According to Planned Parenthood’s website, CPCs may also avoid giving patients complete and correct information about all options — abortion, adoption and parenting; try to frighten with misleading films and pictures to keep from choosing abortion; lie about the medical and emotional effects of abortion; discourage the use of certain methods of birth control; and may even lie about pregnancy, fooling patients into continuing their pregnancy without knowing it. If a decision is delayed, it could make abortion more risky. It could also keep patients from getting early prenatal care.

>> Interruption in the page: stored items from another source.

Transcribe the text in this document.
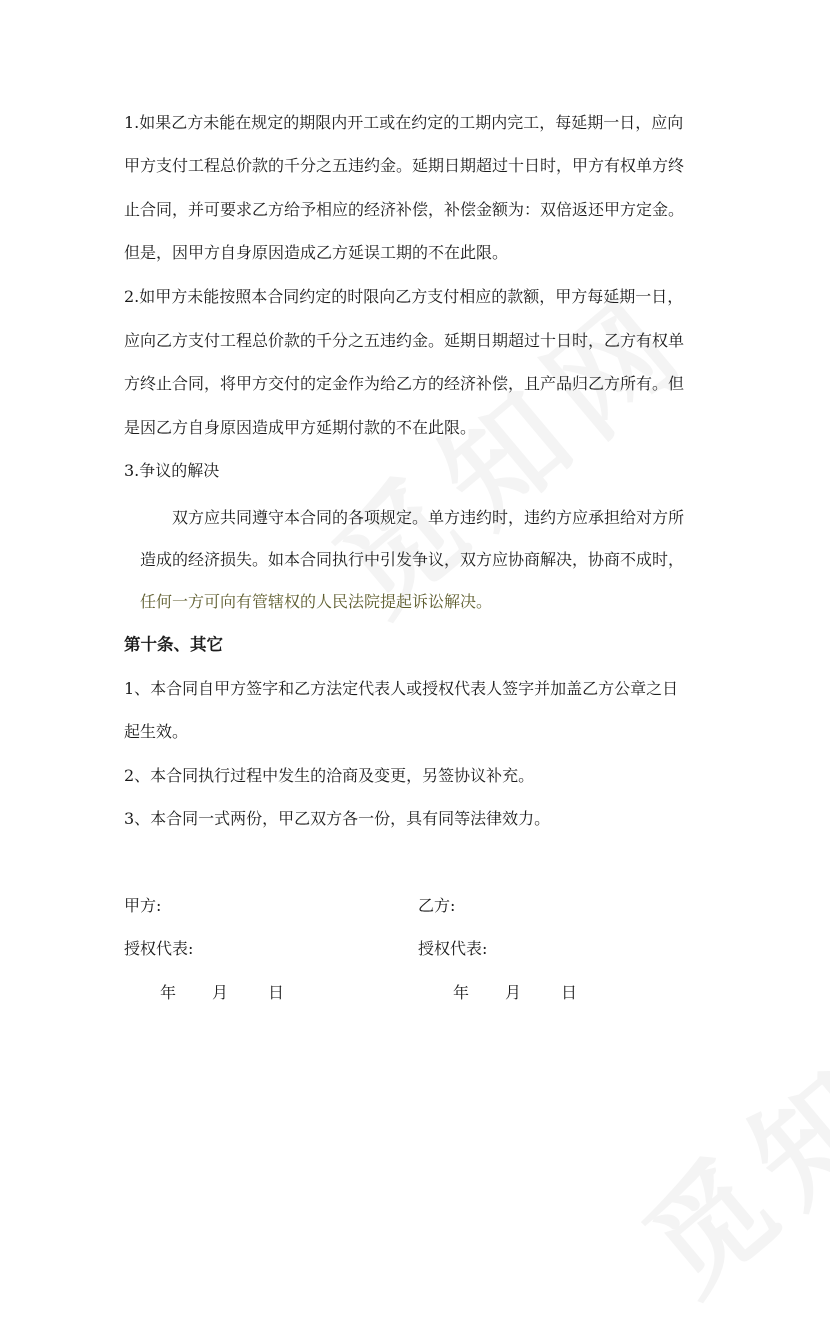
1.如果乙方未能在规定的期限内开工或在约定的工期内完工，每延期一日，应向
甲方支付工程总价款的千分之五违约金。延期日期超过十日时，甲方有权单方终
止合同，并可要求乙方给予相应的经济补偿，补偿金额为：双倍返还甲方定金。
但是，因甲方自身原因造成乙方延误工期的不在此限。
2.如甲方未能按照本合同约定的时限向乙方支付相应的款额，甲方每延期一日，
应向乙方支付工程总价款的千分之五违约金。延期日期超过十日时，乙方有权单
方终止合同，将甲方交付的定金作为给乙方的经济补偿，且产品归乙方所有。但
是因乙方自身原因造成甲方延期付款的不在此限。
3.争议的解决
双方应共同遵守本合同的各项规定。单方违约时，违约方应承担给对方所
造成的经济损失。如本合同执行中引发争议，双方应协商解决，协商不成时，
任何一方可向有管辖权的人民法院提起诉讼解决。
第十条、其它
1、本合同自甲方签字和乙方法定代表人或授权代表人签字并加盖乙方公章之日
起生效。
2、本合同执行过程中发生的洽商及变更，另签协议补充。
3、本合同一式两份，甲乙双方各一份，具有同等法律效力。
甲方:	乙方:
授权代表:	授权代表:
年 月 日	年 月 日
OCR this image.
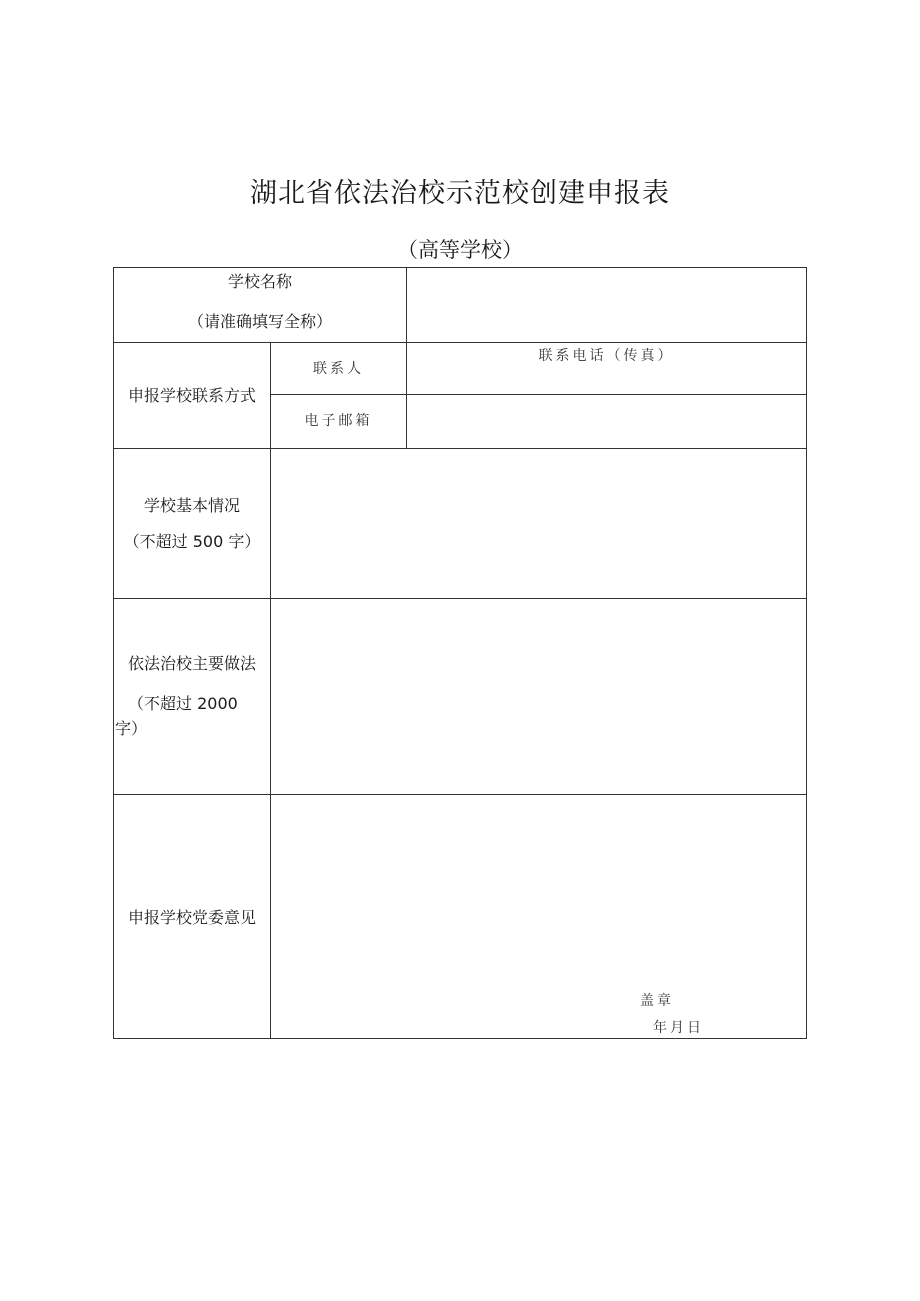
湖北省依法治校示范校创建申报表
（高等学校）
学校名称
（请准确填写全称）
申报学校联系方式
联系人
联系电话（传真）
电子邮箱
学校基本情况
（不超过 500 字）
依法治校主要做法
（不超过 2000
字）
申报学校党委意见
盖章
年月日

Regardless of how deep you care to tread into the endless anti-abortion, pro-abortion rights debate, what you just read should be alarming at the very least. It should shock you to the core that these not-yet-illegal organizations have free reign to manipulate the minds and bodies of college-aged students and young people of color. It should be illegal to pose as a licensed medical professional and lie to any pregnant female seeking legitimate health care and consultation, regardless of what they want the outcome of their pregnancy to be.

At the very least, an institution like VCU, a university with 40 percent of its student body from underrepresented populations, a university in the center of a city populated primarily by people of color, a university that has crafted a five-year diversity plan and supposedly has a “commitment to equal opportunity and nondiscrimination,” should not have ads in its student handbook that prey specifically on these marginalized populations.

CPCs are heavily funded by both federal and state governments and thus have plenty of money to put toward manipulative advertising campaigns and though the printing of the handbook relies on the paid advertisements in back of it, handbook planners should take more consideration.

By taking money from CPCs in exchange for ads in our handbook, VCU is not only exposing its student body to dangerous forms of fake healthcare, but is helping to fund their endeavors. We should not condone what CPCs do, and knowing what they do, we should not condone any of their advertisements on our campus.

I urge VCU to remove the advertisements from any future issues of the student handbook and to prevent them from existing elsewhere on campus. I also encourage the student body to be aware of this issue and to speak up in regards to this or in any instance when our health and safety is compromised.